An Optimistic Expert Thinks CRE is About to Boom

Prediction: The Fed will lower rates in the second quarter of this year.

The CRE industry has been in the doldrums for the last two years due to historic interest rate increases courtesy of the Federal Reserve. The Federal Reserve raised the federal funds rate beginning in March of 2022 from 0.0% to 5.25%, where it stands today. All the pundits who predicted over the last two years that the CRE market would crash, and many community and regional banks would go under from the weight of defaulted CRE loans, have again been proven wrong. I have been steadfast in my writings and analysis that defaulted CRE loans would only be

about 2% of total loans of $4.6 trillion or $92 billion and this would not crash the CRE market or banking industry.

Many market watchers are now opining that the Fed will only lower rates two or three times in the later part of 2024 and the same in 2025. I also don’t agree with this prediction and see the Fed lowering rates beginning in the second quarter of this year with the federal funds rate at 4%-4.25% by the end of this year and at 3.0%-3.5% by the end of 2025.

Even though a drop in the funds rate of 1.0%-1.25% is not huge, it will be a significant catalyst for a mini-boom in the CRE industry in the last half of this year. If rates are lowered further in 2025, an even bigger boom will arrive in CRE similar to the market in 2012 and at the tail end of the Great Recession. There is so much pent-up demand right now to do deals and with over $150 billion sitting idle in real estate private equity funds, there is ample capital to buy distressed real estate assets and loans. The entire brokerage community that has made very little money during the last two years will be aggressively doing deals. Since the Fed began raising interest rates, transaction volumes in the CRE industry have dropped 70%. Sales, leasing, and financing transactions in the next two years will skyrocket. Developers will also seek to start the new development projects that were mothballed the last two years and skittish banks, and other regulated lenders will again seek to fill their coffers with new loan applications. The shadow or unregulated lenders who have increased their market share of total loans to about 10% in the last few years will also be aggressively seeking new loan deals and will fill any void left open by the regulated lenders.

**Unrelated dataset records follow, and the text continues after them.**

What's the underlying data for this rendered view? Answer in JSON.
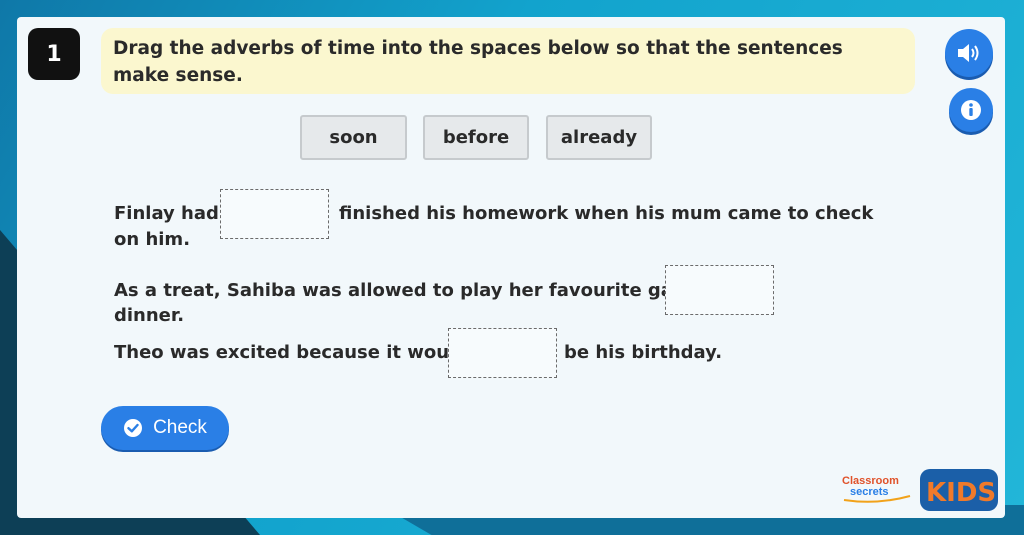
{
  "question": {
    "number": "1",
    "instruction": "Drag the adverbs of time into the spaces below so that the sentences make sense."
  },
  "word_bank": [
    "soon",
    "before",
    "already"
  ],
  "sentences": [
    {
      "before": "Finlay had",
      "after": "finished his homework when his mum came to check",
      "continuation": "on him."
    },
    {
      "before": "As a treat, Sahiba was allowed to play her favourite game",
      "continuation": "dinner."
    },
    {
      "before": "Theo was excited because it would",
      "after": "be his birthday."
    }
  ],
  "check_button": {
    "label": "Check"
  },
  "logo": {
    "brand_top": "Classroom",
    "brand_bottom": "secrets",
    "kids": "KIDS"
  },
  "colors": {
    "accent": "#2a7fe6",
    "instruction_bg": "#fbf7cf",
    "background": "#1aa6cf"
  },
  "icons": {
    "sound": "speaker-icon",
    "info": "info-icon",
    "check": "checkmark-circle-icon"
  }
}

Even institutional investors like pension funds, endowments, and sovereign wealth funds with billions in funds earmarked for CRE that have been dormant the last two years will be back in the market seeking to place new funds. The REIT industry which has seen the FTSE-NAREIT All Equity Index fall 24.95% in 2022, increase 11.36% in 2023 and fall 4.86% through January of 2024, will see total returns of 6%-8% in 2024 and 20%+ in 2025. Distressed sales will be a key sector during this boom, especially office assets in high-crime urban cities around the country. Investors should also seek senior housing investments as this sector, which was much aligned during the pandemic, has made a strong comeback in rental rates and occupancy and there is a dearth of capital in this sector. All CRE market participants need to sharpen their pencils and get ready for this upcoming boom as great investing opportunities will abound.

Joseph J. Ori is Founder and CEO of Paramount Capital Corp.